Nearly 300 years old, the home turned its back on the village and faced a vineyard. Afternoons while my husband rested, I sat by the pool listening to the calls of roosters and cuckoos and the droning of contented and very benign bees in the warm spring sunshine.
Looking down into the vineyards, I noticed a solitary worker, who began his task of staking the vines at about 9 a.m. each day. He worked until noon, took the traditional two-hour hour break, and went back to his vines. Between 2 p.m. and about 6:30, the sound of chain saws and tractors would ring out across the valley again, competing with the roosters and cuckoos.
The man in the vineyard went about his work, never looking up.

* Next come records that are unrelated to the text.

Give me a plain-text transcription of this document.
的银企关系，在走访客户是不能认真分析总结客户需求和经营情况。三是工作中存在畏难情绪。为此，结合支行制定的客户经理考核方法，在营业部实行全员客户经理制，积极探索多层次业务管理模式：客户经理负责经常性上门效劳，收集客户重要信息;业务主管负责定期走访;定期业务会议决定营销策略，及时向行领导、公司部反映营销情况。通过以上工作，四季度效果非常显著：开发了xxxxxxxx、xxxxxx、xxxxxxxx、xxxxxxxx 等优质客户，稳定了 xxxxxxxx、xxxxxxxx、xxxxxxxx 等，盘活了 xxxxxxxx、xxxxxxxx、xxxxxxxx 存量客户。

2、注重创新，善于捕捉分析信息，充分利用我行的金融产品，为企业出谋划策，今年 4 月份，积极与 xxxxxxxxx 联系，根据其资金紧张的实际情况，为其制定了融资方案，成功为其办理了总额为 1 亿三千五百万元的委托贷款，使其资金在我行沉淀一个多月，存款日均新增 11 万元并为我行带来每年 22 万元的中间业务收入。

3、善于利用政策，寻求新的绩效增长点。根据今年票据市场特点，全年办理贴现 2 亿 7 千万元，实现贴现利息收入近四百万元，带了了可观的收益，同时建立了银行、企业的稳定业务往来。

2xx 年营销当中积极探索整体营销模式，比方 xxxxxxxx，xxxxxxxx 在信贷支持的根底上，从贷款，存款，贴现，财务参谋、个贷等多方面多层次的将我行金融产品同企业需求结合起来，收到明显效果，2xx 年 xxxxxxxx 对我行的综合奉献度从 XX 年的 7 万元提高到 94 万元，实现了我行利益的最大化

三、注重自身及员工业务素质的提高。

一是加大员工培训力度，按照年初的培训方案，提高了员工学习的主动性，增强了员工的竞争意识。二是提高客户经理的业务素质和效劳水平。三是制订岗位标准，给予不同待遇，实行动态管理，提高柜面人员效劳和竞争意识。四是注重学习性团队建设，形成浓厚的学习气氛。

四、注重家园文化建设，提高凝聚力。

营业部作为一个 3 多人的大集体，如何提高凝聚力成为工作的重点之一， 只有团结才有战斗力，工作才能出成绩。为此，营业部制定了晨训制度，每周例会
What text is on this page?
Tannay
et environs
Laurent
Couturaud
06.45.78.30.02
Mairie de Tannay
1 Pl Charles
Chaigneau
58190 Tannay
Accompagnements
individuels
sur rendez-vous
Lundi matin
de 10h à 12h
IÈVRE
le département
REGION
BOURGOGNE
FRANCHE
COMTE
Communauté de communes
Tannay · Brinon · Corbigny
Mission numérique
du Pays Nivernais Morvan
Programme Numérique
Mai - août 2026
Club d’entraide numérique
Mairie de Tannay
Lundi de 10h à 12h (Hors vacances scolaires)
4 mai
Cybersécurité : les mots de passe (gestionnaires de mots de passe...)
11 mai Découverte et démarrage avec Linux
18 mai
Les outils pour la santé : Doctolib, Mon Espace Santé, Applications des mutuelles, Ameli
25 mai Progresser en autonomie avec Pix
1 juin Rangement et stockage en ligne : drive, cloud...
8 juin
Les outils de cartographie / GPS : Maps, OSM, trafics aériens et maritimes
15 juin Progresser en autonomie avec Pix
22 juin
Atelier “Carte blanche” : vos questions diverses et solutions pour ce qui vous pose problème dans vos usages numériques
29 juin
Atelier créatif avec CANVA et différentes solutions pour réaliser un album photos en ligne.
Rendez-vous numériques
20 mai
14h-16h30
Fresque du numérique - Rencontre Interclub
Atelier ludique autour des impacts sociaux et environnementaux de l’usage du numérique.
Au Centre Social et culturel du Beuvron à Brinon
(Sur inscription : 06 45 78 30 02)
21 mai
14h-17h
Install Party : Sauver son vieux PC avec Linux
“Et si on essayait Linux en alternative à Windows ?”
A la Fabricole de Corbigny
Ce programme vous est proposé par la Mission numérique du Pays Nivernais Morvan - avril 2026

I wondered if he could hear so strong was his attention to task. I later learned he could not.
For a week, I watched his progress. I don’t know if he ever saw me up there, but I considered him my companion on those sunny afternoons.
I sometimes think of him, when I am working at a repetitive task and giving it my full attention. I wonder if he is content with his job. Or does he merely tolerate it? Does he wish for a different lot in life? Is he happy staking vines and caring for grapes used in making the famous Black Wine of Cahors. I hope he is.
Several bottles of wine from the very grapes he tended had been left for us by our hostess. They were deep and rich and tannic and we drank from them in the evenings, once we closed the shutters and settled in. Our wine tasting was always accompanied by hooting from an owl that sat in the lilac tree each night.
Those were wonderful days and nights, the vineyard, the worker, the wine, the owl, the church bells and the smell of wood smoke and herbs. Such deep contentment!